Nos adentramos trabajosamente por aquel camino que al principio discurría en llano pero que pronto comenzó a empinarse para salvar la ladera de la loma. Lo peor de todo era el tener que ir empujando con gran esfuerzo la pesada Brough Superior sobre la tierra, porque una vez que se había quedado sin gasolina ya no era sino un trasto de hierro inútil y molesto, un lastre insoportable que nos iba consumiendo en balde las pocas fuerzas que nos quedaban. Lo más prudente habría sido abandonarla en cualquier parte junto al bidón metálico que yo llevaba vacío en la mochila, un objeto tan prescindible ahora como la propia moto, y haber seguido huyendo ligeros de peso. Más pronto que tarde encontraríamos algún pueblo en donde tomar otro vehículo o coger un tren o un autobús de línea que nos llevase hasta Valencia. Incapaz de moverse por sí misma, la inglesita se había convertido en el estorbo más estúpido y odioso que a uno pudiera caerle en suerte. Naturalmente mi hermano Juan no era de la misma opinión y estaba dispuesto a arrastrar la moto consigo hasta donde fuese necesario y sin importar el esfuerzo, considerándola quizá como un preciado botín de guerra digno de ser conservado con devoción hasta el final de los tiempos.

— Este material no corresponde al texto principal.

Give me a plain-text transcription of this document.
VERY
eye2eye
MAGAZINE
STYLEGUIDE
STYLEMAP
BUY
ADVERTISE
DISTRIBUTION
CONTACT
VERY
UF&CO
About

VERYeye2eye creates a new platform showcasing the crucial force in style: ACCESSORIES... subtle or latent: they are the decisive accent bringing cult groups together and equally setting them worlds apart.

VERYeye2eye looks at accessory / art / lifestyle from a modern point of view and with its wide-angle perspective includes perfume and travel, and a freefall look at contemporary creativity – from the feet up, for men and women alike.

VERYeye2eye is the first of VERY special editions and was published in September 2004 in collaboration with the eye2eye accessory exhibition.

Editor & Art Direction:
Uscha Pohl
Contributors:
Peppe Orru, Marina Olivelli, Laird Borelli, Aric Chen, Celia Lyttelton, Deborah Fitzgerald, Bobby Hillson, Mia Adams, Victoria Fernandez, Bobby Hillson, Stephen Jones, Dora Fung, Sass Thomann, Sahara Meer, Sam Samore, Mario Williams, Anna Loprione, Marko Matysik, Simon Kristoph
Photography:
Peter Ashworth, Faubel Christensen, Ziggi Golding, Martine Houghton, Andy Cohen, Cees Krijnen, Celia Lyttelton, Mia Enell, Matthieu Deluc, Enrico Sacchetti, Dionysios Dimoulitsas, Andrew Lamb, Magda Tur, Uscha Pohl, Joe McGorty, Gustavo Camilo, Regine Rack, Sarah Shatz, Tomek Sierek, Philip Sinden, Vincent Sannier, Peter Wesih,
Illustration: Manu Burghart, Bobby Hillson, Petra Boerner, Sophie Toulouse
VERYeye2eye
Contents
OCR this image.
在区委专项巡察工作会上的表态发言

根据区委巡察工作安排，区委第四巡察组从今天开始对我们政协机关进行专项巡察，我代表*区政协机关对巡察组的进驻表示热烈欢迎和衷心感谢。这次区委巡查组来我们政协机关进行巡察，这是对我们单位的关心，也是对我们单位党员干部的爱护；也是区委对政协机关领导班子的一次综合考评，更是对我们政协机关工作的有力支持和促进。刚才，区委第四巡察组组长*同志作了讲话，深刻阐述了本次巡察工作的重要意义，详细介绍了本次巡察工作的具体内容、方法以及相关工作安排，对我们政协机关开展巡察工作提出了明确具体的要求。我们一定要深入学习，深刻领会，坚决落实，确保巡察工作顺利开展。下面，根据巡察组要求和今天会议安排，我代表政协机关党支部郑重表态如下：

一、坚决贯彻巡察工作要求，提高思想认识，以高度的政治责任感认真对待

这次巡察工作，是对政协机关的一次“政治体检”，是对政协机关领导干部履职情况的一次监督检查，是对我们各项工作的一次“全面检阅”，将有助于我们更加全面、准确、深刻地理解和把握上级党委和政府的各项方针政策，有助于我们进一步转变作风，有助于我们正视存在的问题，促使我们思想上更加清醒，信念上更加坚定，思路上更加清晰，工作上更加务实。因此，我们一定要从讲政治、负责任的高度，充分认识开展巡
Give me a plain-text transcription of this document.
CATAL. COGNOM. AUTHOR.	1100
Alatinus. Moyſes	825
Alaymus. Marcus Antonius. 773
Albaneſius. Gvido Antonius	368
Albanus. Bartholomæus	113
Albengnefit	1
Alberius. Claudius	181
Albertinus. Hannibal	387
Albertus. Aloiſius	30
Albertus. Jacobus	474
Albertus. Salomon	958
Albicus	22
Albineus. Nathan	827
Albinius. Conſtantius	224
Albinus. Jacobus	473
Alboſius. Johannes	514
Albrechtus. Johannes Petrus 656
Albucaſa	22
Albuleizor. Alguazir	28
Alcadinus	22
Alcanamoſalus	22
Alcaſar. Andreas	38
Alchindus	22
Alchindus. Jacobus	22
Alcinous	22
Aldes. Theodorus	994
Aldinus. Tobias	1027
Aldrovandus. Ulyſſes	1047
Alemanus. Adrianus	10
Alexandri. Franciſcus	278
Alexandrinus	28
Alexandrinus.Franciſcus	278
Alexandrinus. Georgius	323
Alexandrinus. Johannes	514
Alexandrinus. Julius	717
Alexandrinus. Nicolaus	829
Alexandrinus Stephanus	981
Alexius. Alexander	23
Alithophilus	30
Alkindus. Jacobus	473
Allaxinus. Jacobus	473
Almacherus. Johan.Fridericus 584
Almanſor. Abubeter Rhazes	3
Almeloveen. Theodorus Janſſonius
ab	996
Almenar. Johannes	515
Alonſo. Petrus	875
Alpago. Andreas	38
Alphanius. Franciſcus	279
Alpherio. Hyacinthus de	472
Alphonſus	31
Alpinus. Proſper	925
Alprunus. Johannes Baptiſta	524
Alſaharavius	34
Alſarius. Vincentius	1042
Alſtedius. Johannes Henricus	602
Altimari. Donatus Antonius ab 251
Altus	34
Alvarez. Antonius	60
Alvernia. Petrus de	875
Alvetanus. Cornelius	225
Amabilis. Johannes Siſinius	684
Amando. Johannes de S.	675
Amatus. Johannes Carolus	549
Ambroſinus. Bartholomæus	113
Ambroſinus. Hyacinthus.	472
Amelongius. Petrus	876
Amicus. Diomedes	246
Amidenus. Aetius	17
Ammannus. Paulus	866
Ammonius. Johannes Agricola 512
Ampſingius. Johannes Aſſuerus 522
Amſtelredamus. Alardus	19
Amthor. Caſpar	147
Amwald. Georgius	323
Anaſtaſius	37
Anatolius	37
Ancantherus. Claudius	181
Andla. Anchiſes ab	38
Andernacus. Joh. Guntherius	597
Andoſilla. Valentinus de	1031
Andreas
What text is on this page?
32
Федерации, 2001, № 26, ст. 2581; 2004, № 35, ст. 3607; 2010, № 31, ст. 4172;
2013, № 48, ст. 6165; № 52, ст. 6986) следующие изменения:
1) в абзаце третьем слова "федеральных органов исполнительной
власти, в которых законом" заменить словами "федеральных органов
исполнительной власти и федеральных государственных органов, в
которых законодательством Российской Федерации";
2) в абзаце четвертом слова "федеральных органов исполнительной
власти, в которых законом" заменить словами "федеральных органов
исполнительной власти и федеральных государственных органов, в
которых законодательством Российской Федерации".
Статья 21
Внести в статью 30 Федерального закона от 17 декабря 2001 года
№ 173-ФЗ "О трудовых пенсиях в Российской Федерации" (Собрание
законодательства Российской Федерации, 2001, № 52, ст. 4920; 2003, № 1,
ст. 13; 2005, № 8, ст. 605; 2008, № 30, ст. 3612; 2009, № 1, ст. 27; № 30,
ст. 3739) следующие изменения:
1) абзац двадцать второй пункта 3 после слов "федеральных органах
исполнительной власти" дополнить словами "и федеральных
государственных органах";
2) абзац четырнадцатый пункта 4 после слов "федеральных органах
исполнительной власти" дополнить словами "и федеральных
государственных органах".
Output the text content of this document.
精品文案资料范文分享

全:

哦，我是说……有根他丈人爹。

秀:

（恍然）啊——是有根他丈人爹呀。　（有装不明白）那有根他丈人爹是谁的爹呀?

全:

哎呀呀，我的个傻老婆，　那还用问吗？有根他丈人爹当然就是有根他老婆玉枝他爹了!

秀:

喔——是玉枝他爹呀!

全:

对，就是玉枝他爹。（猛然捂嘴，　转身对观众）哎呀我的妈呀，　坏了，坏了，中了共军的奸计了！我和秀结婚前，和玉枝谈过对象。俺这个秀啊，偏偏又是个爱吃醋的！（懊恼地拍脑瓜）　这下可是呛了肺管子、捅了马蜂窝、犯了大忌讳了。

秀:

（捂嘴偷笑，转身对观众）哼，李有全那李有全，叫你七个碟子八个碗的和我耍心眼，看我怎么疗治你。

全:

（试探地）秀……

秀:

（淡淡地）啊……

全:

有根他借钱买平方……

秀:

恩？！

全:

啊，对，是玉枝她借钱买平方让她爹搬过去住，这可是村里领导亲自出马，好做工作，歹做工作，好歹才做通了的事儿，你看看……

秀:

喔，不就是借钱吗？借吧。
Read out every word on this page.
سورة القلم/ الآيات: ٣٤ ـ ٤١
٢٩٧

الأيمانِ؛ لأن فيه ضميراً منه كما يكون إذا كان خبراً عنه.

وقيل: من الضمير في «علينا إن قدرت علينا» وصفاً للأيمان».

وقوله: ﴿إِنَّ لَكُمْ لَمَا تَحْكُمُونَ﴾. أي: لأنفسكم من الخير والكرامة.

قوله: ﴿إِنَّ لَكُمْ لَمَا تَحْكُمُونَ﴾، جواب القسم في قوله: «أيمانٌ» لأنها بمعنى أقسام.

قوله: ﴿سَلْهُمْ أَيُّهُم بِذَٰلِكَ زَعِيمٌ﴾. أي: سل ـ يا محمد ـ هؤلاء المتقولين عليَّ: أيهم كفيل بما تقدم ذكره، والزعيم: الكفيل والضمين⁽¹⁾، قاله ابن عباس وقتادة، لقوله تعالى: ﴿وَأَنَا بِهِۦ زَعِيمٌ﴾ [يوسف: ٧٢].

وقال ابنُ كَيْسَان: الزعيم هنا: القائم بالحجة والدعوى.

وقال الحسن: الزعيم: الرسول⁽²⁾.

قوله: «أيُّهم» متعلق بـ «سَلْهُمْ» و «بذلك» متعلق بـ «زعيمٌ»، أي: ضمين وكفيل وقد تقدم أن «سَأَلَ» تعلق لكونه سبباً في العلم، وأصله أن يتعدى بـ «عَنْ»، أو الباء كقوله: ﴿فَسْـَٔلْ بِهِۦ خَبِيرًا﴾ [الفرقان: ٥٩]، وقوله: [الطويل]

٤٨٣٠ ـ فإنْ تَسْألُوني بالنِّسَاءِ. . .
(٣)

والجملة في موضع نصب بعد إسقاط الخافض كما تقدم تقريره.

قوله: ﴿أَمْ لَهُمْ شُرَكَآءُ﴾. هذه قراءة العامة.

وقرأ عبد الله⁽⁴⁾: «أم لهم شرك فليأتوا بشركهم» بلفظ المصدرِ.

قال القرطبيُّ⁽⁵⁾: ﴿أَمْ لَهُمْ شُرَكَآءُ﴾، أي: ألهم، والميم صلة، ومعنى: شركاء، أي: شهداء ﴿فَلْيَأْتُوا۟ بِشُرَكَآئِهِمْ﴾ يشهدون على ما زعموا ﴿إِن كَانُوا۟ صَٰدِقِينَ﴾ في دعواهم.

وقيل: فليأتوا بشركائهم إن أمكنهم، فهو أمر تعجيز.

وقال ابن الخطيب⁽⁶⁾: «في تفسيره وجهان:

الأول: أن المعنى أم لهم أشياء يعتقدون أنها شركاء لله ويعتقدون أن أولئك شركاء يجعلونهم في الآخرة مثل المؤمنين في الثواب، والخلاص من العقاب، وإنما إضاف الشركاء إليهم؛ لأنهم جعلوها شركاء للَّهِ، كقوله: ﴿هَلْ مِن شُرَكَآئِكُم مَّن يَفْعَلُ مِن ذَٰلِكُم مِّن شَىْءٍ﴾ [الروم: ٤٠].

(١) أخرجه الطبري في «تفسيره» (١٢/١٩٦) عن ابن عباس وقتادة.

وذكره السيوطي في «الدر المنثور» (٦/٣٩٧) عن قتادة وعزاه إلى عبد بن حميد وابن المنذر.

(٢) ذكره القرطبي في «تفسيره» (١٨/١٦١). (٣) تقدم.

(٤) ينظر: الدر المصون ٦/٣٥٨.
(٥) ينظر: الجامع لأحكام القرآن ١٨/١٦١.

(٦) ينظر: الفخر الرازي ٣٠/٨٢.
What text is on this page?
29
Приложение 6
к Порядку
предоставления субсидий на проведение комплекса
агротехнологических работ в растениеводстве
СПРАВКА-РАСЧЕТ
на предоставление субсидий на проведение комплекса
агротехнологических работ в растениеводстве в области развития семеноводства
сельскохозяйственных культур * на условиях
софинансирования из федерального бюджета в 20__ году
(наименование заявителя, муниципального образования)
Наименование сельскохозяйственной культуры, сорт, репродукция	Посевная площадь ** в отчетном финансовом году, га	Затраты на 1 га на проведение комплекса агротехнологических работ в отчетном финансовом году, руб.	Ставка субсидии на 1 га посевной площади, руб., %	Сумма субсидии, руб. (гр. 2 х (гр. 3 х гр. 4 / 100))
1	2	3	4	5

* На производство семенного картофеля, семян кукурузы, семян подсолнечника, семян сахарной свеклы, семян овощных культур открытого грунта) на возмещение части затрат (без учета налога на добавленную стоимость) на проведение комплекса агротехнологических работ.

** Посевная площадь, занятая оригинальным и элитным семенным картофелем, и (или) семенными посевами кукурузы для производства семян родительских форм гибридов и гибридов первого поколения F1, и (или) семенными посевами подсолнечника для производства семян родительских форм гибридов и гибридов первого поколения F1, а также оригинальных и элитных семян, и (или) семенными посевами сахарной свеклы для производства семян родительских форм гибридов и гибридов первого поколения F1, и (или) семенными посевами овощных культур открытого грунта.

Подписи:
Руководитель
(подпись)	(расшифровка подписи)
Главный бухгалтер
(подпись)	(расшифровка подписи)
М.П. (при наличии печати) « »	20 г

Sus razones eran de naturaleza sentimental, no de orden práctico. Acaso tuviera intención, terminada la guerra, de devolvérsela a su legítimo dueño, suponiendo que aún estuviese vivo y se le pudiera encontrar, lo cual ya era mucho suponer.
Cuando apenas si habíamos subido hasta la mitad de la loma escuchamos el sonido de las motos de los guardias, que venían de vuelta después de percatarse de nuestra estratagema. En la posición en la que nos encontrábamos no sólo éramos perfectamente visibles desde la carretera, sino que además estábamos dentro del alcance de tiro de sus fusiles. Les habría bastado con tomar las armas, apuntar y matarnos. Un blanco demasiado fácil para ellos. Y sin embargo, con la excepción del vasto sembrado de girasoles que tapizaba la loma a ambos lados del camino, no parecía existir otro lugar donde esconderse. Los girasoles, alineados en impecables hileras geométricas que se extendían hasta donde alcanzaba la vista, eran lo bastante altos y tupidos como para poder ocultar a una persona tumbada e incluso en cuclillas.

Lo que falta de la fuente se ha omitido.